The children wasted no energy looking at each other anymore, they hung their lowest ribs on the restraint straining their vitality against something anything willing to offer resistance


“I hate politics. I hate this. I’m on a fucking rollercoaster why do I give a damn. First your mother on the right with conservative brainwashing and now you’re a socialist.”

“I am trying to reconcile the world I live in with the world I grew up in.”

The cars strained up to the peak of the twisted metal, all the complexity wrought in steel engineering these emotions, and a wasp flies past the little girl who says

“I am so fucking excited,”

and the little boy doesn’t know what that word means but the sound somehow looks like a disgusting tawny paste, and he looks at her like somehow he’s about to get his own ass kicked for her comment, and they pass this first most awe-inspiring summit, and then the tockettas stop.

She wondered, right then, if it was a response to her language, if some spell had been broken or cast or a cosmic transgression marked because now everyone felt their bodies pressed against the restraints but not moving.
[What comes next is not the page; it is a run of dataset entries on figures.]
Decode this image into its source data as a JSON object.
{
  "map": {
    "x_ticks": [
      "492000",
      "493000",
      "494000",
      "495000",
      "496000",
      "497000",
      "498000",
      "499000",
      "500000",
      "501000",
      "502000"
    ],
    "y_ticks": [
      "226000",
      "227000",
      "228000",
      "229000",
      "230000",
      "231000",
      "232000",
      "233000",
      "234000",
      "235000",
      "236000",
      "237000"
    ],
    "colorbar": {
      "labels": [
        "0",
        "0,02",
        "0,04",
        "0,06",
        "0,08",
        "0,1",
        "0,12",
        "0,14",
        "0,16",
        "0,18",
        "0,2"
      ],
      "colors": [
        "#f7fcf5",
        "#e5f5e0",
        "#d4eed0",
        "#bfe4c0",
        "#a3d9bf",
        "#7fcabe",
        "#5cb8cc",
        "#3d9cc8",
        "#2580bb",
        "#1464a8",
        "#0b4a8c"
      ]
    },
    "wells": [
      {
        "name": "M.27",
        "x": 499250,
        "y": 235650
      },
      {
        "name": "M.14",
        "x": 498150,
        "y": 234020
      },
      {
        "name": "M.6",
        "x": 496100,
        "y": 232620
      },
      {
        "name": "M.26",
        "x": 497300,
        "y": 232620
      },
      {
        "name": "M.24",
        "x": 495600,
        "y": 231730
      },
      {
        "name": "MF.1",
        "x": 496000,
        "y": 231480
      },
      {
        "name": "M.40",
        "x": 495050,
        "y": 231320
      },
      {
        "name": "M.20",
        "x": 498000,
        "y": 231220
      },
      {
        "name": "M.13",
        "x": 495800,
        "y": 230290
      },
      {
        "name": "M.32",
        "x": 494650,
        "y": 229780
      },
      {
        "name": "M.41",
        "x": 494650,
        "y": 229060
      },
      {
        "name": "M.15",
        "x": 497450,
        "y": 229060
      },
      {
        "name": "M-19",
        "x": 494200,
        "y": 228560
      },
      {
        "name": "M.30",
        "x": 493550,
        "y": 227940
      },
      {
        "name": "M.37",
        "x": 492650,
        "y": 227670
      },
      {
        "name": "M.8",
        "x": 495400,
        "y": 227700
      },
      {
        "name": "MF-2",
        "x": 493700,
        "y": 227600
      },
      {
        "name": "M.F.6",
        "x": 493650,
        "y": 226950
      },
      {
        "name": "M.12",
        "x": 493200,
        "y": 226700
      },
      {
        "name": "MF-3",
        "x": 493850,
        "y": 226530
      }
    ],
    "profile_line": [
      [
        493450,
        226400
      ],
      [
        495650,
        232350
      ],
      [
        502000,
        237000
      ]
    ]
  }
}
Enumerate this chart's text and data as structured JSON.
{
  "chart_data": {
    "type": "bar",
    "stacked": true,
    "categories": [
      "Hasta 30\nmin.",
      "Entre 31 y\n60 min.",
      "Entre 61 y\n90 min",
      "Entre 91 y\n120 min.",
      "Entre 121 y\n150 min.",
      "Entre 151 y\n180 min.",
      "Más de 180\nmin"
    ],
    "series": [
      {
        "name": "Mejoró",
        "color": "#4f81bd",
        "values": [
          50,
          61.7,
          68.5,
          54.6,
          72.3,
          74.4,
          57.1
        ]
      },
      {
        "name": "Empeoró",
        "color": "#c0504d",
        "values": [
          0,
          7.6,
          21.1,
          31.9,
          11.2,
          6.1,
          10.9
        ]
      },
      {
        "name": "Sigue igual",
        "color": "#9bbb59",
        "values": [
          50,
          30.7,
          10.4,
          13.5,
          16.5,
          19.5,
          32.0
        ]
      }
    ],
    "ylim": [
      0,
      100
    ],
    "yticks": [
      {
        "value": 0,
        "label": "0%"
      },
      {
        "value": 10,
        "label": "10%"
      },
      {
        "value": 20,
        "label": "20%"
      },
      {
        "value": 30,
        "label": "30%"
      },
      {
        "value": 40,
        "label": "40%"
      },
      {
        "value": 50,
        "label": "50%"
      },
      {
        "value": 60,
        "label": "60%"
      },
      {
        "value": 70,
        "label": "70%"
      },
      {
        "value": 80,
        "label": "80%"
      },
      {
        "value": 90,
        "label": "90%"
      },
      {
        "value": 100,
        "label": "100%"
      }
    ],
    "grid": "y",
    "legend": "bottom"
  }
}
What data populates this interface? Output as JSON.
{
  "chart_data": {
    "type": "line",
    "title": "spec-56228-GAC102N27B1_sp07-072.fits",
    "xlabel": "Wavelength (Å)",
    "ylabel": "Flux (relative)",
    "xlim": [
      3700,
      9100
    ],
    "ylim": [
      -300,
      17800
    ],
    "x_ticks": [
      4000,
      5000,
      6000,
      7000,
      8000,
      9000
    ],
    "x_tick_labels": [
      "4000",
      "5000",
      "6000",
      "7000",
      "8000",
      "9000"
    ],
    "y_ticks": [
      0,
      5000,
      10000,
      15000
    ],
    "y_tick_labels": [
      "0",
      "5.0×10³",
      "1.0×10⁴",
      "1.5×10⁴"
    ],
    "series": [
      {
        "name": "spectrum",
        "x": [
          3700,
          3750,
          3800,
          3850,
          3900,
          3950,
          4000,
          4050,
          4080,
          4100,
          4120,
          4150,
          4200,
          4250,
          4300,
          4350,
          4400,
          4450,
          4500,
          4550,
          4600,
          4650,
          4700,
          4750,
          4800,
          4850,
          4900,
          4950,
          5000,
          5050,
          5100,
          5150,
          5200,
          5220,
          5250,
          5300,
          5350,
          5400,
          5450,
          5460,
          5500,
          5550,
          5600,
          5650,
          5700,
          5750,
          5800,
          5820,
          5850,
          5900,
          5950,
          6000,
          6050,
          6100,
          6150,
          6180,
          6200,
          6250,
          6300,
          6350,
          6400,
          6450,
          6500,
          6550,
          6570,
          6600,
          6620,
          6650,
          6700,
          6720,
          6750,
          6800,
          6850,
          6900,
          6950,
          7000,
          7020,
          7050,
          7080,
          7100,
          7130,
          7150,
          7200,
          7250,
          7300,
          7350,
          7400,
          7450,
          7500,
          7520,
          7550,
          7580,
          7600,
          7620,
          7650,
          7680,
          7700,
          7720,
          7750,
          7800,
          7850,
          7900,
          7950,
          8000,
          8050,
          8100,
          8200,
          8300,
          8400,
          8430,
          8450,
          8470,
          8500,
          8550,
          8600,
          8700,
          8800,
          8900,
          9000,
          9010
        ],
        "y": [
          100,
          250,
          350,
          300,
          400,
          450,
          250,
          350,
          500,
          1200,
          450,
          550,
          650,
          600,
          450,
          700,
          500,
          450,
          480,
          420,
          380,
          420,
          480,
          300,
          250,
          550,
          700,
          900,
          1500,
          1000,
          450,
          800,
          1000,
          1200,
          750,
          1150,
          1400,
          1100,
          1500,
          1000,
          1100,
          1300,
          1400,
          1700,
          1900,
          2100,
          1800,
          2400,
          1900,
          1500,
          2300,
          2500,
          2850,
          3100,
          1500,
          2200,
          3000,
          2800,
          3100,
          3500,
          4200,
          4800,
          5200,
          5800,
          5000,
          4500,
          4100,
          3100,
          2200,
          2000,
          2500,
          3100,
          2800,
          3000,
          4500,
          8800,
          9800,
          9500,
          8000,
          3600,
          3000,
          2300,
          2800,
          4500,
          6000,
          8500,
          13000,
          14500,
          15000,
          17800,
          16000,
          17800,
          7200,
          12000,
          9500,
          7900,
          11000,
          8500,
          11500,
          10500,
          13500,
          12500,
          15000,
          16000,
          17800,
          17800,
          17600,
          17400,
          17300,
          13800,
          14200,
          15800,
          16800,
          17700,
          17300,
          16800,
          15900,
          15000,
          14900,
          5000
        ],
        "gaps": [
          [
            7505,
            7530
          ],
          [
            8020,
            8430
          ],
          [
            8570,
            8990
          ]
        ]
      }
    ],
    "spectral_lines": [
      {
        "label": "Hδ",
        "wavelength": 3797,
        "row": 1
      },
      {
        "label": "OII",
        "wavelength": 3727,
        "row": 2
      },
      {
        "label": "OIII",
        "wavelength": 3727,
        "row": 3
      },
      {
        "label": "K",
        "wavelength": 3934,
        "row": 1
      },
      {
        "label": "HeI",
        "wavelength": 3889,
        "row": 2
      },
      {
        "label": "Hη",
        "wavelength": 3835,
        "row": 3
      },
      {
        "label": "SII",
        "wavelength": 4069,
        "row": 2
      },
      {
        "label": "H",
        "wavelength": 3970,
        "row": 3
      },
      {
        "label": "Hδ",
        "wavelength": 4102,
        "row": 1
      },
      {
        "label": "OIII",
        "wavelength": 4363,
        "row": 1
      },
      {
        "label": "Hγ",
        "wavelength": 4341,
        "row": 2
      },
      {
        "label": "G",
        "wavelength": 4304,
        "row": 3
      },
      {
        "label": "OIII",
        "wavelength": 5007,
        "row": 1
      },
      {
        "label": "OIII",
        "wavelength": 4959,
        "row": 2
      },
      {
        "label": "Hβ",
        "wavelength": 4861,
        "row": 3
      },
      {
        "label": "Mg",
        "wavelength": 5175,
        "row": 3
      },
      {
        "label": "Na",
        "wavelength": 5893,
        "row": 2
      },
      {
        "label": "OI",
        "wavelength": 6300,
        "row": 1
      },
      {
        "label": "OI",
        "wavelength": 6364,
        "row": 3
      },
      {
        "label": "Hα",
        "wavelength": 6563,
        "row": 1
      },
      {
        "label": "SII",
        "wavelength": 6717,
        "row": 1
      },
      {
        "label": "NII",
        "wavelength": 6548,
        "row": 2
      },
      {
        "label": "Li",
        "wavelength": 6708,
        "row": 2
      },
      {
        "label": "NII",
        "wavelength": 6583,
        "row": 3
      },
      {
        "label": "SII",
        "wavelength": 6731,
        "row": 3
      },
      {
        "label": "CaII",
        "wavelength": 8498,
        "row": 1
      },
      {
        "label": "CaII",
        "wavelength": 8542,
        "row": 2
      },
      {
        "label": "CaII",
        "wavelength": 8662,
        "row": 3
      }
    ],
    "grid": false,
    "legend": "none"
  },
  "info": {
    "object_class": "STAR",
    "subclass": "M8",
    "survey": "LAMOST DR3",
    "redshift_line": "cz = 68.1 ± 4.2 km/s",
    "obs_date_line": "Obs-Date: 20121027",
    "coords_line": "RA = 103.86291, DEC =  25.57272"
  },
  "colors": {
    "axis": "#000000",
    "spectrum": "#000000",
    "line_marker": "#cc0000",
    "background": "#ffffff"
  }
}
Cars rested on the downward slope, waiting, gravity pulling at loose-hanging flesh.

“Did you do this,” the little boy said, and didn’t feel himself push his shoulders into the car’s wall, trying to drive space between them.

“No! Nuh uh! I didn’t!”

“Gosh dang,” he said, and he started to cry.

And not long later so did she.

A plane passed at a distance that felt far too close, and the slow crawl of caravans and SUVs drivelled far past the horizon on concrete arteries, and there they were, a perfect pair, wailing under the domed blue and clouds’ naked bodies bathing. Washed in the soft gold of a day dying just for them.